The temporal analysis displayed in Figures 1 and 2 reveals two critical findings regarding the model’s real-world utility. First, the raw predictions (dotted lines) from both architectures exhibit high volatility, characterized by sharp "spikes" that do not correspond to physical hydrological changes. These can be attributed to atmospheric interference and varying sensor angles in the Sentinel-2 imagery. The integration of the Savitzky-Golay filter proves essential; it successfully isolates the underlying hydrological signal from the mathematical noise, producing a smoothed curve that tracks the seasonal filling and emptying cycles of the reservoirs without the lag associated with simple moving averages.
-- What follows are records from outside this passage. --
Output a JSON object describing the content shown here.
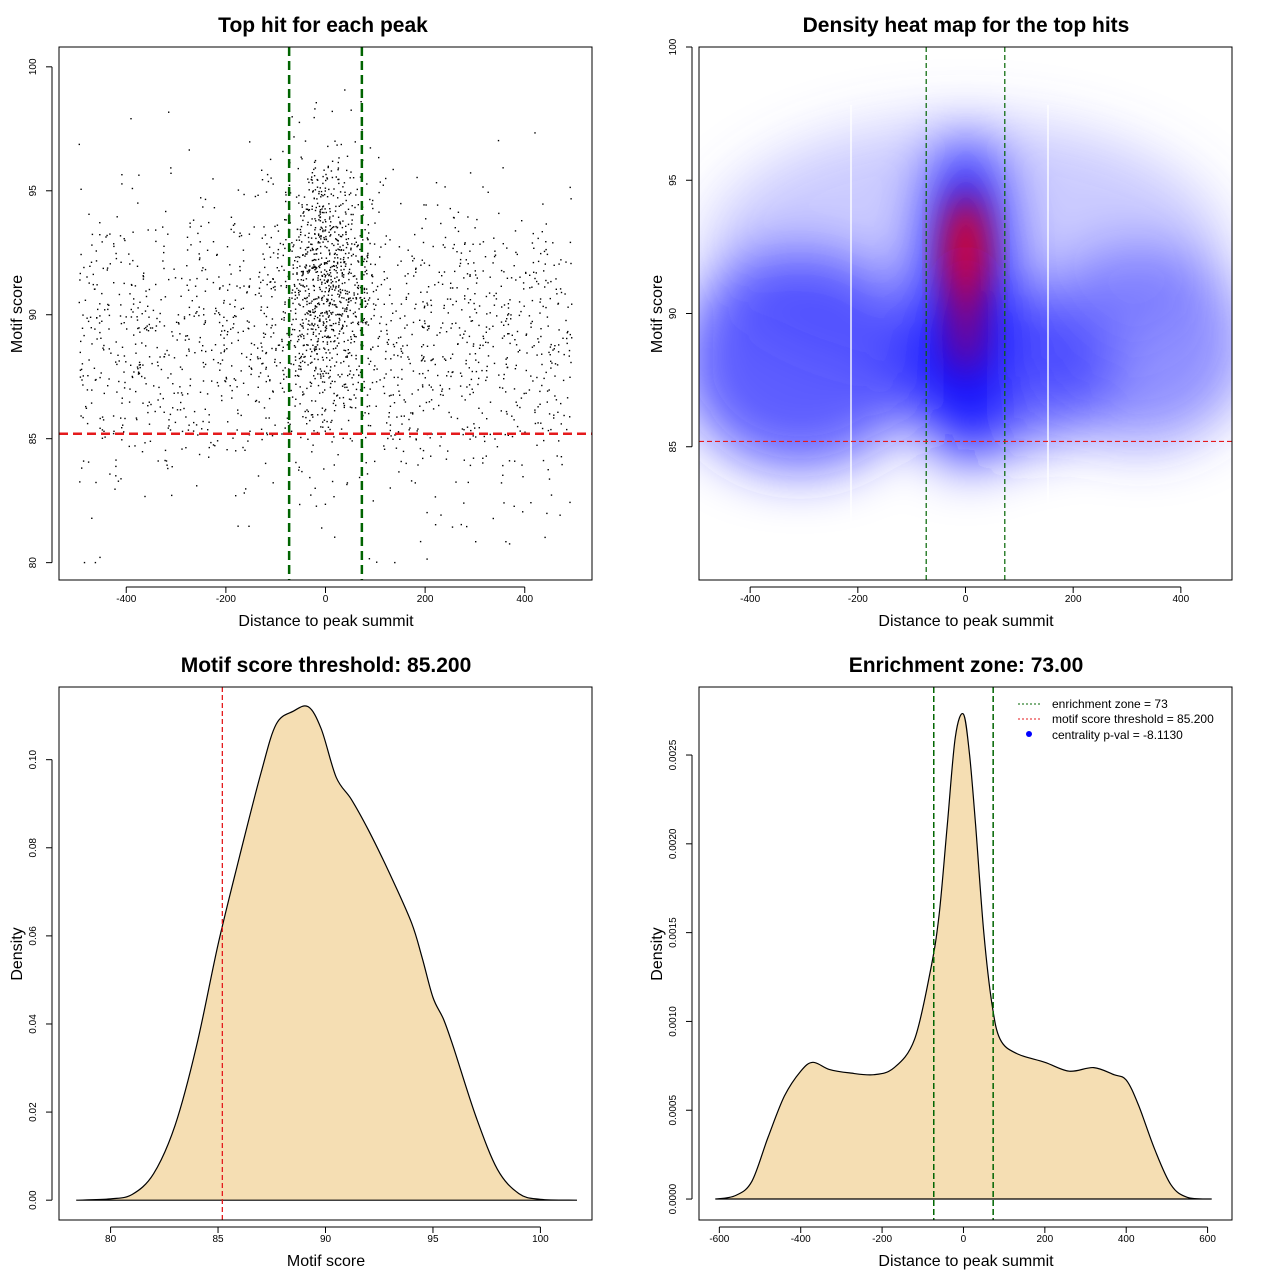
{
  "colors": {
    "zone_line": "#006400",
    "threshold_line": "#e41a1c",
    "fill": "#f5deb3",
    "heat_low": "#0000ff",
    "heat_high": "#ff0000"
  },
  "chart_data": [
    {
      "id": "scatter",
      "type": "scatter",
      "title": "Top hit for each peak",
      "xlabel": "Distance to peak summit",
      "ylabel": "Motif score",
      "xlim": [
        -535,
        535
      ],
      "ylim": [
        79.3,
        100.8
      ],
      "xticks": [
        -400,
        -200,
        0,
        200,
        400
      ],
      "yticks": [
        80,
        85,
        90,
        95,
        100
      ],
      "vlines": [
        -73,
        73
      ],
      "hline": 85.2,
      "point_description_approx": {
        "background": {
          "n": 1600,
          "x_range": [
            -495,
            495
          ],
          "score_mean": 88.7,
          "score_sd": 3.0
        },
        "central_cluster": {
          "n": 900,
          "x_mean": 0,
          "x_sd": 45,
          "score_mean": 91.5,
          "score_sd": 2.6
        }
      }
    },
    {
      "id": "heatmap",
      "type": "heatmap",
      "title": "Density heat map for the top hits",
      "xlabel": "Distance to peak summit",
      "ylabel": "Motif score",
      "xlim": [
        -495,
        495
      ],
      "ylim": [
        80,
        100
      ],
      "xticks": [
        -400,
        -200,
        0,
        200,
        400
      ],
      "yticks": [
        85,
        90,
        95,
        100
      ],
      "vlines": [
        -73,
        73
      ],
      "hline": 85.2,
      "peak": {
        "x": 0,
        "score": 92.5
      }
    },
    {
      "id": "score-density",
      "type": "area",
      "title": "Motif score threshold: 85.200",
      "xlabel": "Motif score",
      "ylabel": "Density",
      "xlim": [
        77.6,
        102.4
      ],
      "ylim": [
        -0.0045,
        0.1165
      ],
      "xticks": [
        80,
        85,
        90,
        95,
        100
      ],
      "yticks": [
        0.0,
        0.02,
        0.04,
        0.06,
        0.08,
        0.1
      ],
      "ytick_labels": [
        "0.00",
        "0.02",
        "0.04",
        "0.06",
        "0.08",
        "0.10"
      ],
      "vline": 85.2,
      "x": [
        78.4,
        80,
        81,
        82,
        83,
        84,
        85,
        86,
        87,
        87.7,
        88.5,
        89.2,
        89.8,
        90.5,
        91.2,
        92,
        93,
        94,
        94.5,
        95,
        95.5,
        96,
        97,
        98,
        99,
        100,
        101.7
      ],
      "y": [
        0.0,
        0.0003,
        0.0013,
        0.006,
        0.017,
        0.035,
        0.058,
        0.078,
        0.097,
        0.108,
        0.111,
        0.112,
        0.107,
        0.096,
        0.091,
        0.084,
        0.074,
        0.063,
        0.055,
        0.046,
        0.041,
        0.034,
        0.019,
        0.007,
        0.0015,
        0.0002,
        0.0
      ]
    },
    {
      "id": "distance-density",
      "type": "area",
      "title": "Enrichment zone: 73.00",
      "xlabel": "Distance to peak summit",
      "ylabel": "Density",
      "xlim": [
        -650,
        660
      ],
      "ylim": [
        -0.000118,
        0.002883
      ],
      "xticks": [
        -600,
        -400,
        -200,
        0,
        200,
        400,
        600
      ],
      "yticks": [
        0.0,
        0.0005,
        0.001,
        0.0015,
        0.002,
        0.0025
      ],
      "ytick_labels": [
        "0.0000",
        "0.0005",
        "0.0010",
        "0.0015",
        "0.0020",
        "0.0025"
      ],
      "vlines": [
        -73,
        73
      ],
      "x": [
        -610,
        -560,
        -520,
        -480,
        -440,
        -400,
        -370,
        -330,
        -280,
        -220,
        -170,
        -120,
        -80,
        -60,
        -40,
        -20,
        0,
        15,
        30,
        50,
        70,
        90,
        130,
        200,
        260,
        320,
        370,
        400,
        430,
        470,
        510,
        550,
        610
      ],
      "y": [
        0.0,
        2e-05,
        0.0001,
        0.00035,
        0.00058,
        0.00072,
        0.00077,
        0.00073,
        0.00071,
        0.0007,
        0.00074,
        0.0009,
        0.0013,
        0.0016,
        0.0021,
        0.0026,
        0.00273,
        0.0025,
        0.0021,
        0.0015,
        0.0011,
        0.0009,
        0.00082,
        0.00077,
        0.00072,
        0.00074,
        0.0007,
        0.00067,
        0.00053,
        0.00028,
        8e-05,
        1e-05,
        0.0
      ],
      "legend": [
        {
          "label": "enrichment zone = 73",
          "style": "zone"
        },
        {
          "label": "motif score threshold = 85.200",
          "style": "threshold"
        },
        {
          "label": "centrality p-val = -8.1130",
          "style": "point"
        }
      ]
    }
  ]
}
Second, the results illustrate a clear performance-by-scale hierarchy. In the case of Terradets, which maintains a stable volume near 30 $hm^3$ , the MAPE ensemble achieves nearly perfect alignment with the ground truth. This suggests that the 1/300 normalization used during training allowed the network to master this specific volumetric scale. In Escales, however, while the MAPE ensemble accurately reflects the timing and direction of every major volume shift, it displays a systematic underprediction bias. This "scale-lag" occurs because Escales often exceeds 120 $hm^3$ , a range that is underrepresented in the training set. Despite this offset, the MAPE model significantly outperforms the Log-MSE model, proving that the MAPE formulation is far more robust for cross-basin generalization.

Please, refer to the notebooks prediction_ensemble.ipynb and plots.ipynb for the source code regarding the construction of the ensemble and posterior prediction, and the visualization, respectively.

Conclusions

The motivation for this research is rooted in the urgent need for climate resilience; as global water management becomes increasingly complex, reliable data is the essential cornerstone for effective public policy. This project addressed this need by developing a Computer Vision framework to predict reservoir volumes using Sentinel-2 satellite imagery, offering a scalable solution for both "data-poor" environments lacking ground infrastructure and "data-rich" regions requiring independent redundancy. By successfully training an ensemble of CNNs to extract volumetric capacity from 2D spectral signatures, this work establishes a non-invasive fact-checking mechanism. Such an independent audit tool is of profound relevance today, serving as a safeguard for institutional transparency and a means to mitigate the growing citizen mistrust of public data through verifiable, remote-sensing evidence.

Regarding the model's generalization, a transparent assessment reveals that while the MAPE Ensemble accurately tracks the timing and direction of hydrological cycles, it is not yet a reliable replacement for physical sensors. The generalization tests on the Escales and Terradets basins uncovered a persistent Scale-Bias, where the model accurately captured topographical physics but struggled to estimate the absolute magnitude of reservoirs larger than those in the training distribution. Despite this limitation, the system remains a powerful tool to complement official records from the Agència Catalana de l’Aigua (ACA). By providing a smoothed, satellite-based "digital twin" to official data, this framework proves that deep learning can provide the reliable, independent oversight necessary to inform policy and strengthen hydrological resilience on a global scale.